Tomando por empréstimo o título com que Eric Hobsbawm o baptizou, (sobretudo relativamente ao período que vai de 1914 a 1992) recordamo-lo como “A Era dos Extremos” [4], querendo significar, por aí, que não terá havido outro intervalo secular tão pejado de violência de tal modo intensa, empreendimentos tão arriscados, realizações marcantes, profundas, espantosas e terríveis.
Aos que assim falam por terem nascido e vivido nesses anos, deve ser descontada a tendência que sempre se verificou de exagerarmos as grandezas e misérias do tempo das nossas vidas. Contudo, basta evocar o triunfo dos programas aeroespaciais (chegada do homem à Lua), por um lado, e o potencial destrutivo das duas bombas atómicas lançadas sobre Hiroxima e Nagasáqui, por outro lado, para admitirmos que o Século XX foi diferente dos anteriores, não apenas pelas esperanças que desencadeou no alargamento dos horizontes do conhecimento, mas também pelas perversões, destruições e desumanidades a que deu azo.

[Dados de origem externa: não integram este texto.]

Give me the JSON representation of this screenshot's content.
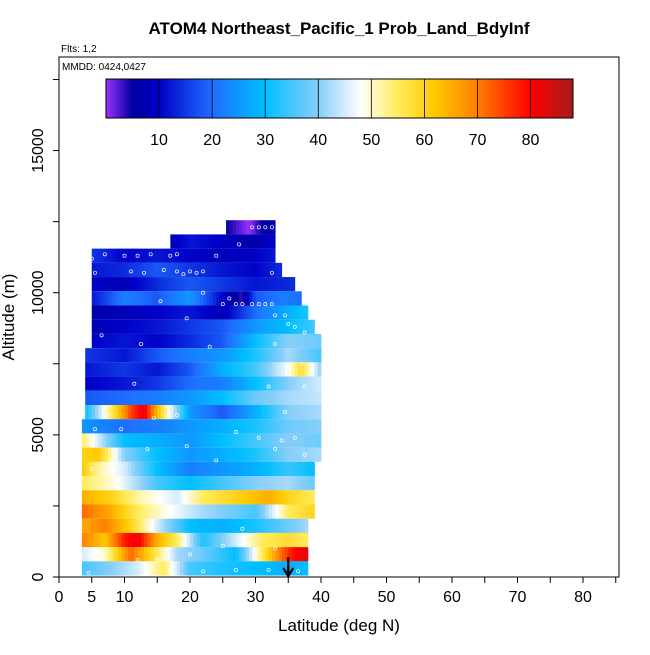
{
  "chart_data": {
    "type": "heatmap",
    "title": "ATOM4 Northeast_Pacific_1 Prob_Land_BdyInf",
    "flights_label": "Flts: 1,2",
    "dates_label": "MMDD: 0424,0427",
    "xlabel": "Latitude (deg N)",
    "ylabel": "Altitude (m)",
    "xlim": [
      0,
      85
    ],
    "ylim": [
      0,
      18000
    ],
    "x_ticks": [
      0,
      5,
      10,
      20,
      30,
      40,
      50,
      60,
      70,
      80
    ],
    "x_tick_labels": [
      "0",
      "5",
      "10",
      "20",
      "30",
      "40",
      "50",
      "60",
      "70",
      "80"
    ],
    "y_ticks": [
      0,
      5000,
      10000,
      15000
    ],
    "y_tick_labels": [
      "0",
      "5000",
      "10000",
      "15000"
    ],
    "colorbar": {
      "range": [
        0,
        88
      ],
      "ticks": [
        10,
        20,
        30,
        40,
        50,
        60,
        70,
        80
      ],
      "tick_labels": [
        "10",
        "20",
        "30",
        "40",
        "50",
        "60",
        "70",
        "80"
      ],
      "stops": [
        {
          "v": 0,
          "c": "#9b30ff"
        },
        {
          "v": 5,
          "c": "#0000a0"
        },
        {
          "v": 10,
          "c": "#0000c8"
        },
        {
          "v": 20,
          "c": "#1e6eff"
        },
        {
          "v": 30,
          "c": "#00bfff"
        },
        {
          "v": 40,
          "c": "#87cefa"
        },
        {
          "v": 48,
          "c": "#ffffff"
        },
        {
          "v": 55,
          "c": "#ffec5a"
        },
        {
          "v": 62,
          "c": "#ffc800"
        },
        {
          "v": 70,
          "c": "#ff7f00"
        },
        {
          "v": 80,
          "c": "#ff0000"
        },
        {
          "v": 88,
          "c": "#a51c1c"
        }
      ]
    },
    "rows": [
      {
        "alt": 12300,
        "lat": [
          25.5,
          33
        ],
        "v": [
          [
            25.5,
            5
          ],
          [
            29,
            0
          ],
          [
            31,
            5
          ],
          [
            33,
            8
          ]
        ]
      },
      {
        "alt": 11800,
        "lat": [
          17,
          33
        ],
        "v": [
          [
            17,
            8
          ],
          [
            20,
            12
          ],
          [
            24,
            10
          ],
          [
            27,
            8
          ],
          [
            30,
            6
          ],
          [
            33,
            10
          ]
        ]
      },
      {
        "alt": 11300,
        "lat": [
          5,
          33
        ],
        "v": [
          [
            5,
            15
          ],
          [
            10,
            10
          ],
          [
            15,
            12
          ],
          [
            20,
            10
          ],
          [
            25,
            8
          ],
          [
            30,
            10
          ],
          [
            33,
            12
          ]
        ]
      },
      {
        "alt": 10800,
        "lat": [
          5,
          34
        ],
        "v": [
          [
            5,
            12
          ],
          [
            10,
            14
          ],
          [
            15,
            18
          ],
          [
            20,
            15
          ],
          [
            25,
            12
          ],
          [
            30,
            10
          ],
          [
            34,
            14
          ]
        ]
      },
      {
        "alt": 10300,
        "lat": [
          5,
          36
        ],
        "v": [
          [
            5,
            10
          ],
          [
            10,
            8
          ],
          [
            15,
            14
          ],
          [
            20,
            18
          ],
          [
            25,
            15
          ],
          [
            30,
            12
          ],
          [
            36,
            14
          ]
        ]
      },
      {
        "alt": 9800,
        "lat": [
          5,
          37
        ],
        "v": [
          [
            5,
            12
          ],
          [
            10,
            22
          ],
          [
            15,
            18
          ],
          [
            20,
            25
          ],
          [
            25,
            10
          ],
          [
            28,
            3
          ],
          [
            30,
            18
          ],
          [
            34,
            22
          ],
          [
            37,
            20
          ]
        ]
      },
      {
        "alt": 9300,
        "lat": [
          5,
          38
        ],
        "v": [
          [
            5,
            6
          ],
          [
            10,
            8
          ],
          [
            15,
            10
          ],
          [
            20,
            12
          ],
          [
            25,
            8
          ],
          [
            30,
            20
          ],
          [
            35,
            28
          ],
          [
            38,
            32
          ]
        ]
      },
      {
        "alt": 8800,
        "lat": [
          5,
          39
        ],
        "v": [
          [
            5,
            8
          ],
          [
            10,
            10
          ],
          [
            15,
            12
          ],
          [
            20,
            15
          ],
          [
            25,
            18
          ],
          [
            30,
            25
          ],
          [
            35,
            30
          ],
          [
            39,
            35
          ]
        ]
      },
      {
        "alt": 8300,
        "lat": [
          5,
          40
        ],
        "v": [
          [
            5,
            10
          ],
          [
            10,
            12
          ],
          [
            15,
            10
          ],
          [
            20,
            14
          ],
          [
            25,
            18
          ],
          [
            30,
            30
          ],
          [
            35,
            40
          ],
          [
            40,
            38
          ]
        ]
      },
      {
        "alt": 7800,
        "lat": [
          4,
          40
        ],
        "v": [
          [
            4,
            15
          ],
          [
            10,
            12
          ],
          [
            15,
            18
          ],
          [
            20,
            22
          ],
          [
            25,
            25
          ],
          [
            30,
            32
          ],
          [
            35,
            42
          ],
          [
            40,
            35
          ]
        ]
      },
      {
        "alt": 7300,
        "lat": [
          4,
          40
        ],
        "v": [
          [
            4,
            12
          ],
          [
            10,
            15
          ],
          [
            15,
            12
          ],
          [
            20,
            18
          ],
          [
            25,
            28
          ],
          [
            30,
            35
          ],
          [
            35,
            48
          ],
          [
            37,
            58
          ],
          [
            40,
            40
          ]
        ]
      },
      {
        "alt": 6800,
        "lat": [
          4,
          40
        ],
        "v": [
          [
            4,
            10
          ],
          [
            10,
            12
          ],
          [
            15,
            15
          ],
          [
            20,
            20
          ],
          [
            25,
            22
          ],
          [
            30,
            30
          ],
          [
            35,
            40
          ],
          [
            40,
            45
          ]
        ]
      },
      {
        "alt": 6300,
        "lat": [
          4,
          40
        ],
        "v": [
          [
            4,
            18
          ],
          [
            10,
            20
          ],
          [
            15,
            22
          ],
          [
            20,
            25
          ],
          [
            25,
            30
          ],
          [
            30,
            38
          ],
          [
            35,
            42
          ],
          [
            40,
            44
          ]
        ]
      },
      {
        "alt": 5800,
        "lat": [
          4,
          40
        ],
        "v": [
          [
            4,
            30
          ],
          [
            8,
            55
          ],
          [
            11,
            75
          ],
          [
            13,
            82
          ],
          [
            16,
            55
          ],
          [
            20,
            25
          ],
          [
            25,
            18
          ],
          [
            30,
            28
          ],
          [
            35,
            40
          ],
          [
            40,
            42
          ]
        ]
      },
      {
        "alt": 5300,
        "lat": [
          3.5,
          40
        ],
        "v": [
          [
            3.5,
            25
          ],
          [
            10,
            20
          ],
          [
            15,
            22
          ],
          [
            20,
            25
          ],
          [
            25,
            28
          ],
          [
            30,
            32
          ],
          [
            35,
            38
          ],
          [
            40,
            40
          ]
        ]
      },
      {
        "alt": 4800,
        "lat": [
          3.5,
          40
        ],
        "v": [
          [
            3.5,
            55
          ],
          [
            6,
            45
          ],
          [
            10,
            30
          ],
          [
            15,
            28
          ],
          [
            20,
            25
          ],
          [
            25,
            30
          ],
          [
            30,
            35
          ],
          [
            35,
            40
          ],
          [
            40,
            38
          ]
        ]
      },
      {
        "alt": 4300,
        "lat": [
          3.5,
          40
        ],
        "v": [
          [
            3.5,
            60
          ],
          [
            6,
            62
          ],
          [
            10,
            40
          ],
          [
            15,
            30
          ],
          [
            20,
            25
          ],
          [
            25,
            28
          ],
          [
            30,
            32
          ],
          [
            35,
            40
          ],
          [
            40,
            42
          ]
        ]
      },
      {
        "alt": 3800,
        "lat": [
          3.5,
          39
        ],
        "v": [
          [
            3.5,
            62
          ],
          [
            6,
            52
          ],
          [
            10,
            45
          ],
          [
            15,
            30
          ],
          [
            20,
            22
          ],
          [
            25,
            25
          ],
          [
            30,
            28
          ],
          [
            35,
            34
          ],
          [
            39,
            30
          ]
        ]
      },
      {
        "alt": 3300,
        "lat": [
          3.5,
          39
        ],
        "v": [
          [
            3.5,
            55
          ],
          [
            8,
            50
          ],
          [
            12,
            42
          ],
          [
            15,
            35
          ],
          [
            20,
            30
          ],
          [
            25,
            35
          ],
          [
            30,
            40
          ],
          [
            35,
            42
          ],
          [
            39,
            38
          ]
        ]
      },
      {
        "alt": 2800,
        "lat": [
          3.5,
          39
        ],
        "v": [
          [
            3.5,
            65
          ],
          [
            8,
            60
          ],
          [
            12,
            52
          ],
          [
            18,
            45
          ],
          [
            22,
            55
          ],
          [
            27,
            60
          ],
          [
            32,
            65
          ],
          [
            35,
            60
          ],
          [
            39,
            55
          ]
        ]
      },
      {
        "alt": 2300,
        "lat": [
          3.5,
          39
        ],
        "v": [
          [
            3.5,
            72
          ],
          [
            8,
            65
          ],
          [
            12,
            55
          ],
          [
            17,
            48
          ],
          [
            22,
            42
          ],
          [
            27,
            38
          ],
          [
            30,
            35
          ],
          [
            35,
            55
          ],
          [
            39,
            60
          ]
        ]
      },
      {
        "alt": 1800,
        "lat": [
          3.5,
          38
        ],
        "v": [
          [
            3.5,
            65
          ],
          [
            7,
            70
          ],
          [
            11,
            60
          ],
          [
            15,
            45
          ],
          [
            20,
            30
          ],
          [
            25,
            28
          ],
          [
            30,
            32
          ],
          [
            35,
            38
          ],
          [
            38,
            42
          ]
        ]
      },
      {
        "alt": 1300,
        "lat": [
          3.5,
          38
        ],
        "v": [
          [
            3.5,
            70
          ],
          [
            7,
            62
          ],
          [
            10,
            78
          ],
          [
            12,
            82
          ],
          [
            15,
            65
          ],
          [
            18,
            55
          ],
          [
            22,
            32
          ],
          [
            27,
            45
          ],
          [
            31,
            55
          ],
          [
            35,
            58
          ],
          [
            38,
            55
          ]
        ]
      },
      {
        "alt": 800,
        "lat": [
          3.5,
          38
        ],
        "v": [
          [
            3.5,
            45
          ],
          [
            7,
            50
          ],
          [
            11,
            72
          ],
          [
            15,
            55
          ],
          [
            18,
            42
          ],
          [
            22,
            38
          ],
          [
            27,
            30
          ],
          [
            31,
            55
          ],
          [
            34,
            72
          ],
          [
            36,
            80
          ],
          [
            38,
            82
          ]
        ]
      },
      {
        "alt": 300,
        "lat": [
          3.5,
          38
        ],
        "v": [
          [
            3.5,
            35
          ],
          [
            8,
            40
          ],
          [
            12,
            45
          ],
          [
            16,
            55
          ],
          [
            20,
            35
          ],
          [
            25,
            32
          ],
          [
            30,
            30
          ],
          [
            35,
            28
          ],
          [
            38,
            30
          ]
        ]
      }
    ],
    "points": [
      [
        29.5,
        12300
      ],
      [
        30.5,
        12300
      ],
      [
        31.5,
        12300
      ],
      [
        32.5,
        12300
      ],
      [
        27.5,
        11700
      ],
      [
        5,
        11200
      ],
      [
        7,
        11350
      ],
      [
        10,
        11300
      ],
      [
        12,
        11300
      ],
      [
        14,
        11350
      ],
      [
        17,
        11300
      ],
      [
        18,
        11350
      ],
      [
        24,
        11300
      ],
      [
        5.5,
        10700
      ],
      [
        11,
        10750
      ],
      [
        13,
        10700
      ],
      [
        16,
        10800
      ],
      [
        18,
        10750
      ],
      [
        19,
        10650
      ],
      [
        20,
        10750
      ],
      [
        21,
        10700
      ],
      [
        22,
        10750
      ],
      [
        32.5,
        10700
      ],
      [
        15.5,
        9700
      ],
      [
        22,
        10000
      ],
      [
        25,
        9600
      ],
      [
        26,
        9800
      ],
      [
        27,
        9600
      ],
      [
        28,
        9600
      ],
      [
        29.5,
        9600
      ],
      [
        30.5,
        9600
      ],
      [
        31.5,
        9600
      ],
      [
        32.5,
        9600
      ],
      [
        33,
        9200
      ],
      [
        19.5,
        9100
      ],
      [
        34.5,
        9200
      ],
      [
        35,
        8900
      ],
      [
        36,
        8800
      ],
      [
        37.5,
        8600
      ],
      [
        6.5,
        8500
      ],
      [
        12.5,
        8200
      ],
      [
        23,
        8100
      ],
      [
        33,
        8200
      ],
      [
        37,
        7500
      ],
      [
        11.5,
        6800
      ],
      [
        32,
        6700
      ],
      [
        37.5,
        6700
      ],
      [
        34.5,
        5800
      ],
      [
        18,
        5700
      ],
      [
        14.5,
        5600
      ],
      [
        5.5,
        5200
      ],
      [
        9.5,
        5200
      ],
      [
        27,
        5100
      ],
      [
        19.5,
        4600
      ],
      [
        34,
        4800
      ],
      [
        30.5,
        4900
      ],
      [
        13.5,
        4500
      ],
      [
        24,
        4100
      ],
      [
        33,
        4500
      ],
      [
        36,
        4900
      ],
      [
        5,
        3800
      ],
      [
        37.5,
        4300
      ],
      [
        28,
        1700
      ],
      [
        20,
        800
      ],
      [
        25,
        1100
      ],
      [
        33,
        1000
      ],
      [
        12,
        600
      ],
      [
        15,
        600
      ],
      [
        17,
        250
      ],
      [
        22,
        200
      ],
      [
        27,
        250
      ],
      [
        32,
        250
      ],
      [
        4.5,
        150
      ],
      [
        36.5,
        200
      ]
    ],
    "arrow": {
      "lat": 35,
      "alt_top": 700,
      "alt_bottom": 0
    }
  }
}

[1] O Prémio começou por ser de 150.782 coroas suecas, em 1901, e é hoje de 10.000.000. Cfr Em 1949 valia 156.290 coroas suecas. http://nobelprize.org/nobel_prizes/peace/amount.html
[2] Até à alteração estatutária de 1974, a Fundação Nobel mantinha os seus arquivos em segredo absoluto. A regra dos 50 anos é assim vista como uma cedência pela Fundação…
[3] Conceito proposto por Harriet Zuckerman no seu estudo acerca da “população Nobel” - The Scientific Elite. Nobel laureates in the United States, New York, Free Press, 1977.
[4] Hobsbawm, Eric., (1996), A era dos extremos. Breve história do sécilo XX - 1914-1991, Lisboa, Presença.